И они сели в тот же «Пазик», что и утром, такой же холодный и раздолбанный, и поехали через мокрый пустынный лес, и глазели на те же печально-однообразные пейзажи, но с противоположной стороны, не видя в них никаких отличий, разве что сумерки стали сгущаться, превращая дорогу, обрамленную реденьким осенним лесом, в глухой коридор, в щель, идущую из ниоткуда в никуда.

Когда они подъезжали к болоту, светлеющему обломанными остовами берез, протыкающих черную глянцевую водную поверхность, раздался страшный треск. В свете желтых фар «Пазика» медленно появился падающий ствол дерева. Оно рухнуло поперек дороги, мощно содрогнувшись, отбросив голые ветви далеко в темноту. Грохот и удар о землю были настолько сильны, что мысль о засаде пронзила всех без исключения и шофера, и пассажиров.

Шофер Саня ударил по тормозам, мотор замер, замерло и дерево, на лес упала тишина, ни разбойничьего посвиста, ни автоматной очереди.

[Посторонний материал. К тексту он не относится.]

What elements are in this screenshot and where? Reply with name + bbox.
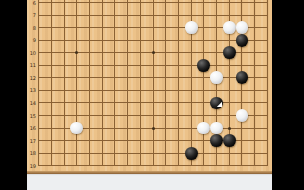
stone-black bbox=[223, 46, 236, 59]
stone-white bbox=[210, 71, 223, 84]
app-viewport: 678910111213141516171819 bbox=[27, 0, 272, 190]
grid-hline bbox=[38, 15, 268, 16]
grid-hline bbox=[38, 115, 268, 116]
grid-hline bbox=[38, 153, 268, 154]
star-point bbox=[152, 127, 155, 130]
row-label: 7 bbox=[27, 12, 36, 18]
grid-vline bbox=[203, 0, 204, 166]
grid-hline bbox=[38, 40, 268, 41]
grid-hline bbox=[38, 77, 268, 78]
grid-vline bbox=[102, 0, 103, 166]
grid-hline bbox=[38, 65, 268, 66]
bottom-bar bbox=[27, 174, 272, 190]
board-bottom-edge bbox=[27, 171, 272, 175]
grid-vline bbox=[89, 0, 90, 166]
video-frame: 678910111213141516171819 bbox=[0, 0, 304, 190]
star-point bbox=[152, 51, 155, 54]
stone-white bbox=[236, 21, 249, 34]
row-label: 12 bbox=[27, 75, 36, 81]
star-point bbox=[75, 51, 78, 54]
row-label: 18 bbox=[27, 150, 36, 156]
grid-hline bbox=[38, 2, 268, 3]
stone-black bbox=[223, 134, 236, 147]
grid-vline bbox=[51, 0, 52, 166]
grid-hline bbox=[38, 102, 268, 103]
row-label: 19 bbox=[27, 163, 36, 169]
row-label: 8 bbox=[27, 25, 36, 31]
grid-vline bbox=[178, 0, 179, 166]
stone-white bbox=[236, 109, 249, 122]
go-board[interactable]: 678910111213141516171819 bbox=[27, 0, 272, 174]
row-label: 13 bbox=[27, 87, 36, 93]
grid-hline bbox=[38, 90, 268, 91]
last-move-marker-icon bbox=[216, 101, 222, 107]
stone-black bbox=[236, 71, 249, 84]
grid-vline bbox=[165, 0, 166, 166]
letterbox-left bbox=[0, 0, 27, 190]
grid-vline bbox=[153, 0, 154, 166]
row-label: 17 bbox=[27, 138, 36, 144]
stone-white bbox=[70, 122, 83, 135]
grid-vline bbox=[267, 0, 268, 166]
stone-black bbox=[185, 147, 198, 160]
row-label: 10 bbox=[27, 50, 36, 56]
stone-black bbox=[210, 134, 223, 147]
stone-black bbox=[197, 59, 210, 72]
grid-vline bbox=[254, 0, 255, 166]
grid-vline bbox=[38, 0, 39, 166]
stone-white bbox=[223, 21, 236, 34]
row-label: 16 bbox=[27, 125, 36, 131]
grid-vline bbox=[76, 0, 77, 166]
row-label: 15 bbox=[27, 113, 36, 119]
grid-vline bbox=[127, 0, 128, 166]
row-label: 11 bbox=[27, 62, 36, 68]
stone-white bbox=[210, 122, 223, 135]
grid-vline bbox=[64, 0, 65, 166]
letterbox-right bbox=[272, 0, 304, 190]
row-label: 14 bbox=[27, 100, 36, 106]
grid-vline bbox=[140, 0, 141, 166]
grid-hline bbox=[38, 165, 268, 166]
star-point bbox=[228, 127, 231, 130]
grid-vline bbox=[114, 0, 115, 166]
stone-black bbox=[236, 34, 249, 47]
row-label: 9 bbox=[27, 37, 36, 43]
stone-white bbox=[197, 122, 210, 135]
row-label: 6 bbox=[27, 0, 36, 6]
stone-white bbox=[185, 21, 198, 34]
stone-black bbox=[210, 97, 223, 110]
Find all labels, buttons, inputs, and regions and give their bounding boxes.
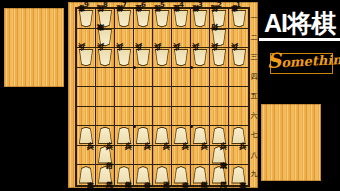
square-8-2[interactable]: 飛車 <box>96 29 115 49</box>
square-5-6[interactable] <box>153 107 172 127</box>
piece-kanji: 金将 <box>173 168 189 184</box>
square-8-1[interactable]: 桂馬 <box>96 9 115 29</box>
piece-kanji: 金将 <box>135 10 151 26</box>
square-3-1[interactable]: 銀将 <box>191 9 210 29</box>
square-1-9[interactable]: 香車 <box>229 165 248 185</box>
square-5-8[interactable] <box>153 146 172 166</box>
square-2-2[interactable]: 角行 <box>210 29 229 49</box>
square-4-1[interactable]: 金将 <box>172 9 191 29</box>
square-8-3[interactable]: 歩兵 <box>96 48 115 68</box>
gote-piece[interactable]: 飛車 <box>97 29 113 47</box>
app-logo: AI将棋 Something <box>259 10 340 41</box>
piece-kanji: 桂馬 <box>211 10 227 26</box>
square-4-9[interactable]: 金将 <box>172 165 191 185</box>
piece-kanji: 香車 <box>78 168 94 184</box>
square-4-6[interactable] <box>172 107 191 127</box>
gote-piece[interactable]: 桂馬 <box>97 10 113 28</box>
square-7-8[interactable] <box>115 146 134 166</box>
square-8-4[interactable] <box>96 68 115 88</box>
piece-kanji: 歩兵 <box>135 49 151 65</box>
piece-kanji: 歩兵 <box>173 49 189 65</box>
square-6-7[interactable]: 歩兵 <box>134 126 153 146</box>
piece-kanji: 香車 <box>78 10 94 26</box>
square-3-4[interactable] <box>191 68 210 88</box>
sente-piece[interactable]: 歩兵 <box>231 127 247 145</box>
rank-label: 九 <box>250 165 258 185</box>
square-8-9[interactable]: 桂馬 <box>96 165 115 185</box>
piece-kanji: 玉将 <box>154 10 170 26</box>
rank-label: 二 <box>250 29 258 49</box>
square-9-4[interactable] <box>77 68 96 88</box>
square-3-8[interactable] <box>191 146 210 166</box>
sente-piece[interactable]: 香車 <box>231 166 247 184</box>
square-6-8[interactable] <box>134 146 153 166</box>
square-7-6[interactable] <box>115 107 134 127</box>
piece-kanji: 王将 <box>154 168 170 184</box>
square-9-2[interactable] <box>77 29 96 49</box>
rank-label: 三 <box>250 48 258 68</box>
square-5-9[interactable]: 王将 <box>153 165 172 185</box>
square-7-7[interactable]: 歩兵 <box>115 126 134 146</box>
square-3-5[interactable] <box>191 87 210 107</box>
piece-kanji: 金将 <box>173 10 189 26</box>
gote-piece[interactable]: 桂馬 <box>211 10 227 28</box>
square-9-1[interactable]: 香車 <box>77 9 96 29</box>
piece-kanji: 銀将 <box>192 168 208 184</box>
square-8-5[interactable] <box>96 87 115 107</box>
gote-piece[interactable]: 歩兵 <box>173 49 189 67</box>
brand-logo-box: Something <box>270 53 333 74</box>
square-6-3[interactable]: 歩兵 <box>134 48 153 68</box>
piece-kanji: 歩兵 <box>211 128 227 144</box>
square-6-6[interactable] <box>134 107 153 127</box>
square-8-6[interactable] <box>96 107 115 127</box>
gote-piece[interactable]: 金将 <box>173 10 189 28</box>
square-8-8[interactable]: 角行 <box>96 146 115 166</box>
square-5-4[interactable] <box>153 68 172 88</box>
square-7-9[interactable]: 銀将 <box>115 165 134 185</box>
square-3-7[interactable]: 歩兵 <box>191 126 210 146</box>
square-2-1[interactable]: 桂馬 <box>210 9 229 29</box>
gote-piece[interactable]: 香車 <box>231 10 247 28</box>
board-grid[interactable]: 香車桂馬銀将金将玉将金将銀将桂馬香車飛車角行歩兵歩兵歩兵歩兵歩兵歩兵歩兵歩兵歩兵… <box>75 7 250 187</box>
gote-piece[interactable]: 歩兵 <box>231 49 247 67</box>
square-6-4[interactable] <box>134 68 153 88</box>
sente-piece[interactable]: 歩兵 <box>78 127 94 145</box>
square-4-2[interactable] <box>172 29 191 49</box>
gote-piece[interactable]: 歩兵 <box>135 49 151 67</box>
sente-piece[interactable]: 歩兵 <box>211 127 227 145</box>
piece-kanji: 飛車 <box>97 29 113 45</box>
piece-kanji: 桂馬 <box>97 10 113 26</box>
square-5-3[interactable]: 歩兵 <box>153 48 172 68</box>
square-1-3[interactable]: 歩兵 <box>229 48 248 68</box>
gote-piece[interactable]: 歩兵 <box>192 49 208 67</box>
rank-label: 五 <box>250 87 258 107</box>
square-9-6[interactable] <box>77 107 96 127</box>
piece-kanji: 香車 <box>231 10 247 26</box>
square-6-9[interactable]: 金将 <box>134 165 153 185</box>
gote-piece[interactable]: 歩兵 <box>116 49 132 67</box>
gote-piece[interactable]: 玉将 <box>154 10 170 28</box>
gote-piece[interactable]: 歩兵 <box>78 49 94 67</box>
piece-kanji: 歩兵 <box>135 128 151 144</box>
brand-name: Something <box>266 45 340 73</box>
square-3-9[interactable]: 銀将 <box>191 165 210 185</box>
square-6-1[interactable]: 金将 <box>134 9 153 29</box>
sente-piece[interactable]: 桂馬 <box>97 166 113 184</box>
logo-underline <box>259 38 340 41</box>
square-7-2[interactable] <box>115 29 134 49</box>
sente-piece[interactable]: 角行 <box>97 146 113 164</box>
square-2-7[interactable]: 歩兵 <box>210 126 229 146</box>
square-7-1[interactable]: 銀将 <box>115 9 134 29</box>
square-4-8[interactable] <box>172 146 191 166</box>
rank-label: 七 <box>250 126 258 146</box>
piece-kanji: 歩兵 <box>154 128 170 144</box>
piece-kanji: 歩兵 <box>97 49 113 65</box>
square-9-9[interactable]: 香車 <box>77 165 96 185</box>
rank-labels: 一二三四五六七八九 <box>250 9 258 185</box>
square-5-1[interactable]: 玉将 <box>153 9 172 29</box>
square-7-4[interactable] <box>115 68 134 88</box>
rank-label: 一 <box>250 9 258 29</box>
square-7-3[interactable]: 歩兵 <box>115 48 134 68</box>
sente-piece[interactable]: 歩兵 <box>192 127 208 145</box>
piece-kanji: 歩兵 <box>211 49 227 65</box>
sente-piece[interactable]: 飛車 <box>211 146 227 164</box>
piece-kanji: 銀将 <box>192 10 208 26</box>
square-1-4[interactable] <box>229 68 248 88</box>
sente-piece[interactable]: 歩兵 <box>135 127 151 145</box>
gote-piece[interactable]: 角行 <box>211 29 227 47</box>
gote-piece[interactable]: 金将 <box>135 10 151 28</box>
square-2-6[interactable] <box>210 107 229 127</box>
square-6-5[interactable] <box>134 87 153 107</box>
square-1-7[interactable]: 歩兵 <box>229 126 248 146</box>
piece-kanji: 歩兵 <box>231 128 247 144</box>
square-2-5[interactable] <box>210 87 229 107</box>
rank-label: 六 <box>250 107 258 127</box>
app-title: AI将棋 <box>259 10 340 37</box>
piece-kanji: 桂馬 <box>211 168 227 184</box>
game-screen: 987654321 一二三四五六七八九 香車桂馬銀将金将玉将金将銀将桂馬香車飛車… <box>0 0 340 191</box>
square-1-5[interactable] <box>229 87 248 107</box>
star-point <box>133 66 136 69</box>
sente-piece[interactable]: 銀将 <box>116 166 132 184</box>
square-8-7[interactable]: 歩兵 <box>96 126 115 146</box>
gote-piece[interactable]: 歩兵 <box>154 49 170 67</box>
square-3-3[interactable]: 歩兵 <box>191 48 210 68</box>
sente-piece[interactable]: 王将 <box>154 166 170 184</box>
square-1-1[interactable]: 香車 <box>229 9 248 29</box>
piece-kanji: 歩兵 <box>116 128 132 144</box>
piece-kanji: 歩兵 <box>78 49 94 65</box>
square-4-3[interactable]: 歩兵 <box>172 48 191 68</box>
rank-label: 八 <box>250 146 258 166</box>
gote-piece[interactable]: 銀将 <box>192 10 208 28</box>
square-2-3[interactable]: 歩兵 <box>210 48 229 68</box>
gote-piece[interactable]: 歩兵 <box>211 49 227 67</box>
sente-piece[interactable]: 歩兵 <box>154 127 170 145</box>
piece-kanji: 歩兵 <box>116 49 132 65</box>
square-4-4[interactable] <box>172 68 191 88</box>
square-2-8[interactable]: 飛車 <box>210 146 229 166</box>
square-5-5[interactable] <box>153 87 172 107</box>
piece-kanji: 角行 <box>211 29 227 45</box>
piece-kanji: 銀将 <box>116 10 132 26</box>
gote-piece[interactable]: 香車 <box>78 10 94 28</box>
piece-kanji: 歩兵 <box>173 128 189 144</box>
sente-piece[interactable]: 桂馬 <box>211 166 227 184</box>
piece-kanji: 金将 <box>135 168 151 184</box>
piece-kanji: 銀将 <box>116 168 132 184</box>
shogi-board: 987654321 一二三四五六七八九 香車桂馬銀将金将玉将金将銀将桂馬香車飛車… <box>68 2 258 188</box>
piece-kanji: 歩兵 <box>78 128 94 144</box>
square-2-4[interactable] <box>210 68 229 88</box>
sente-piece[interactable]: 金将 <box>173 166 189 184</box>
piece-kanji: 歩兵 <box>154 49 170 65</box>
square-4-7[interactable]: 歩兵 <box>172 126 191 146</box>
piece-kanji: 香車 <box>231 168 247 184</box>
square-6-2[interactable] <box>134 29 153 49</box>
star-point <box>190 66 193 69</box>
square-1-6[interactable] <box>229 107 248 127</box>
sente-piece[interactable]: 歩兵 <box>116 127 132 145</box>
sente-piece[interactable]: 香車 <box>78 166 94 184</box>
gote-piece-stand <box>4 8 64 87</box>
piece-kanji: 歩兵 <box>192 49 208 65</box>
square-1-8[interactable] <box>229 146 248 166</box>
square-7-5[interactable] <box>115 87 134 107</box>
square-9-3[interactable]: 歩兵 <box>77 48 96 68</box>
gote-piece[interactable]: 歩兵 <box>97 49 113 67</box>
rank-label: 四 <box>250 68 258 88</box>
square-5-2[interactable] <box>153 29 172 49</box>
square-3-6[interactable] <box>191 107 210 127</box>
square-2-9[interactable]: 桂馬 <box>210 165 229 185</box>
sente-piece[interactable]: 歩兵 <box>173 127 189 145</box>
square-9-7[interactable]: 歩兵 <box>77 126 96 146</box>
sente-piece[interactable]: 歩兵 <box>97 127 113 145</box>
piece-kanji: 角行 <box>97 148 113 164</box>
sente-piece[interactable]: 金将 <box>135 166 151 184</box>
sente-piece-stand <box>261 104 321 181</box>
sente-piece[interactable]: 銀将 <box>192 166 208 184</box>
piece-kanji: 歩兵 <box>97 128 113 144</box>
square-3-2[interactable] <box>191 29 210 49</box>
square-9-5[interactable] <box>77 87 96 107</box>
square-4-5[interactable] <box>172 87 191 107</box>
square-5-7[interactable]: 歩兵 <box>153 126 172 146</box>
square-9-8[interactable] <box>77 146 96 166</box>
piece-kanji: 歩兵 <box>192 128 208 144</box>
gote-piece[interactable]: 銀将 <box>116 10 132 28</box>
piece-kanji: 桂馬 <box>97 168 113 184</box>
square-1-2[interactable] <box>229 29 248 49</box>
piece-kanji: 飛車 <box>211 148 227 164</box>
piece-kanji: 歩兵 <box>231 49 247 65</box>
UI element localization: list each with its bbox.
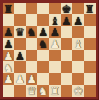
square-c1[interactable]: ♛ xyxy=(26,85,38,97)
piece-black-knight[interactable]: ♞ xyxy=(27,27,37,38)
square-c5[interactable] xyxy=(26,38,38,50)
square-c4[interactable] xyxy=(26,50,38,62)
square-d3[interactable] xyxy=(37,61,49,73)
square-f3[interactable] xyxy=(61,61,73,73)
square-f7[interactable]: ♟ xyxy=(61,14,73,26)
piece-black-king[interactable]: ♚ xyxy=(62,3,72,14)
square-e1[interactable]: ♜ xyxy=(49,85,61,97)
square-h3[interactable] xyxy=(84,61,96,73)
piece-white-pawn[interactable]: ♟ xyxy=(3,50,13,61)
square-d5[interactable]: ♞ xyxy=(37,38,49,50)
chess-board[interactable]: ♜♚♜♝♟♟♟♛♞♟♟♟♞♟♝♟♟♞♟♟♟♛♞♜♚ xyxy=(3,3,96,97)
square-g7[interactable]: ♟ xyxy=(72,14,84,26)
square-a1[interactable] xyxy=(3,85,15,97)
square-e5[interactable]: ♟ xyxy=(49,38,61,50)
square-e3[interactable] xyxy=(49,61,61,73)
piece-white-pawn[interactable]: ♟ xyxy=(50,39,60,50)
square-g1[interactable]: ♚ xyxy=(72,85,84,97)
square-g6[interactable] xyxy=(72,26,84,38)
square-f4[interactable] xyxy=(61,50,73,62)
square-d2[interactable] xyxy=(37,73,49,85)
board-frame: ♜♚♜♝♟♟♟♛♞♟♟♟♞♟♝♟♟♞♟♟♟♛♞♜♚ xyxy=(0,0,99,100)
square-b8[interactable] xyxy=(14,3,26,15)
piece-black-pawn[interactable]: ♟ xyxy=(15,50,25,61)
square-b1[interactable] xyxy=(14,85,26,97)
square-h2[interactable] xyxy=(84,73,96,85)
square-b6[interactable]: ♛ xyxy=(14,26,26,38)
square-e8[interactable] xyxy=(49,3,61,15)
square-e7[interactable]: ♝ xyxy=(49,14,61,26)
piece-black-knight[interactable]: ♞ xyxy=(38,39,48,50)
square-a6[interactable]: ♟ xyxy=(3,26,15,38)
square-b2[interactable]: ♟ xyxy=(14,73,26,85)
square-c8[interactable] xyxy=(26,3,38,15)
square-d6[interactable]: ♟ xyxy=(37,26,49,38)
square-e2[interactable] xyxy=(49,73,61,85)
square-h8[interactable]: ♜ xyxy=(84,3,96,15)
square-a5[interactable]: ♟ xyxy=(3,38,15,50)
square-g8[interactable] xyxy=(72,3,84,15)
piece-black-pawn[interactable]: ♟ xyxy=(3,27,13,38)
square-b4[interactable]: ♟ xyxy=(14,50,26,62)
piece-white-bishop[interactable]: ♝ xyxy=(73,39,83,50)
piece-black-pawn[interactable]: ♟ xyxy=(3,39,13,50)
square-b7[interactable] xyxy=(14,14,26,26)
piece-white-king[interactable]: ♚ xyxy=(73,86,83,97)
square-f6[interactable] xyxy=(61,26,73,38)
square-a4[interactable]: ♟ xyxy=(3,50,15,62)
square-f1[interactable] xyxy=(61,85,73,97)
piece-white-pawn[interactable]: ♟ xyxy=(27,74,37,85)
square-b3[interactable] xyxy=(14,61,26,73)
square-a7[interactable] xyxy=(3,14,15,26)
piece-black-pawn[interactable]: ♟ xyxy=(50,27,60,38)
piece-black-rook[interactable]: ♜ xyxy=(3,3,13,14)
square-h1[interactable] xyxy=(84,85,96,97)
square-f5[interactable] xyxy=(61,38,73,50)
square-g4[interactable] xyxy=(72,50,84,62)
square-d1[interactable]: ♞ xyxy=(37,85,49,97)
square-a3[interactable]: ♞ xyxy=(3,61,15,73)
square-g5[interactable]: ♝ xyxy=(72,38,84,50)
square-d4[interactable] xyxy=(37,50,49,62)
square-b5[interactable] xyxy=(14,38,26,50)
square-e6[interactable]: ♟ xyxy=(49,26,61,38)
piece-white-pawn[interactable]: ♟ xyxy=(3,74,13,85)
square-h6[interactable] xyxy=(84,26,96,38)
piece-black-bishop[interactable]: ♝ xyxy=(50,15,60,26)
piece-black-rook[interactable]: ♜ xyxy=(85,3,95,14)
square-c2[interactable]: ♟ xyxy=(26,73,38,85)
square-d7[interactable] xyxy=(37,14,49,26)
piece-black-pawn[interactable]: ♟ xyxy=(73,15,83,26)
square-c3[interactable] xyxy=(26,61,38,73)
piece-black-pawn[interactable]: ♟ xyxy=(62,15,72,26)
chess-app: ♜♚♜♝♟♟♟♛♞♟♟♟♞♟♝♟♟♞♟♟♟♛♞♜♚ xyxy=(0,0,99,100)
square-h7[interactable] xyxy=(84,14,96,26)
square-f8[interactable]: ♚ xyxy=(61,3,73,15)
piece-white-knight[interactable]: ♞ xyxy=(38,86,48,97)
square-e4[interactable] xyxy=(49,50,61,62)
square-c7[interactable] xyxy=(26,14,38,26)
square-f2[interactable] xyxy=(61,73,73,85)
piece-white-rook[interactable]: ♜ xyxy=(50,86,60,97)
square-c6[interactable]: ♞ xyxy=(26,26,38,38)
piece-black-queen[interactable]: ♛ xyxy=(15,27,25,38)
square-h5[interactable] xyxy=(84,38,96,50)
square-a8[interactable]: ♜ xyxy=(3,3,15,15)
square-h4[interactable] xyxy=(84,50,96,62)
piece-white-pawn[interactable]: ♟ xyxy=(15,74,25,85)
piece-white-knight[interactable]: ♞ xyxy=(3,62,13,73)
square-a2[interactable]: ♟ xyxy=(3,73,15,85)
square-g3[interactable] xyxy=(72,61,84,73)
square-d8[interactable] xyxy=(37,3,49,15)
square-g2[interactable] xyxy=(72,73,84,85)
piece-black-pawn[interactable]: ♟ xyxy=(38,27,48,38)
piece-white-queen[interactable]: ♛ xyxy=(27,86,37,97)
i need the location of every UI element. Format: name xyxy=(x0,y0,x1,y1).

– Бобры, блин, – сплюнул Саня. Он не первый месяц поглядывал на толстенную обгрызанную осину на своем маршруте.

– Граждане, – он выглянул в салон, – может, у кого бензопила имеется?

Граждане, то есть большей частью гражданки далеко старше шестидесяти, в путь отправились без бензопил, причем поголовно.

– Приехали, – резюмировал Саня. – Обратно я не поеду, бензина нету. Кто хочет, идите пешком, тут через три километра свинокомплекс, там машину поймать можно. Еще Саня сказал, что деньги он не отдаст и, опять-таки, кто хочет, может в автобусе посидеть ночь, и еще, что радоваться надо, что дерево рухнуло не на автобус, расплющив его, как пустую пивную банку.

Старухи с охами повылезали из автобуса, кряхтя, перелезали с сумками через осину, белеющую объеденным концом на краю болота, и поплелись на свинокомплекс.

Им повезло, они встретили трактор, которому надо было по ту сторону осины. Как могли, они залезли в пустой кузов и, трясясь от холодного ветра и ухабов, в кромешной темноте доехали не только до свинокомплекса, но и дальше, почти до самой трассы, до которой дошли пешком, а затем еще до остановки других автобусов, чтобы наконец разъехаться по домам. И на всем пути Григорьевна, содрогаясь от мысли, что привезет родителям больного ребенка, говорила хныкающему Кольке «щас»…

Шофер Саня решил, что дерево – знак свыше. Сколько раз он, проезжая по маршруту, думал, что зайти надо к тетке Кате, пока не померла. И хотя она переписала свой дом на дочку и внучку, зайти все равно надо, положено.

Саня сдал назад, развернулся, доехал до развилки, свернув на еще более узкую извилистую дорогу, ведущую к теткиной деревне. Автобус вслепую катил по дороге, поворачивая то чуть вправо, то влево, пока в полной черноте не показались несколько разбросанных горящих окошек. Где-то был здесь теткин дом. В нем зажигалась одна жидкая лампочка, и загоралось сразу три окошка.

Саня остановил автобус, просунув руку в щель, открыл калитку. Дом у тетки, точнее дверь в сени, открывалась как у всех: как в «Красной Шапочке». Через аккуратно вытесанное отверстие в двери была продета веревка, привязанная с противоположной стороны двери к крючку.

Саня дернул за веревочку, дверь открылась, и он поднялся по ступеням в сени, рискуя свернуть в темноте ведра, тазы, лопаты, коромысла. Он постучал в дверь, ведущую в избу: тишина. Старуха была глуха. Саня дернул ручку двери, вошел. Старуха сидела на стуле посреди избы, просто сидела, сложив руки на коленях.

– Кто это? – удивилась она.

– Саня я, сын Веры.

– Саня? А ну, давай проходи, я на тебя посмотрю, – она оглядела его мутными желтыми с красными прожилками глазами, – Матка-то как?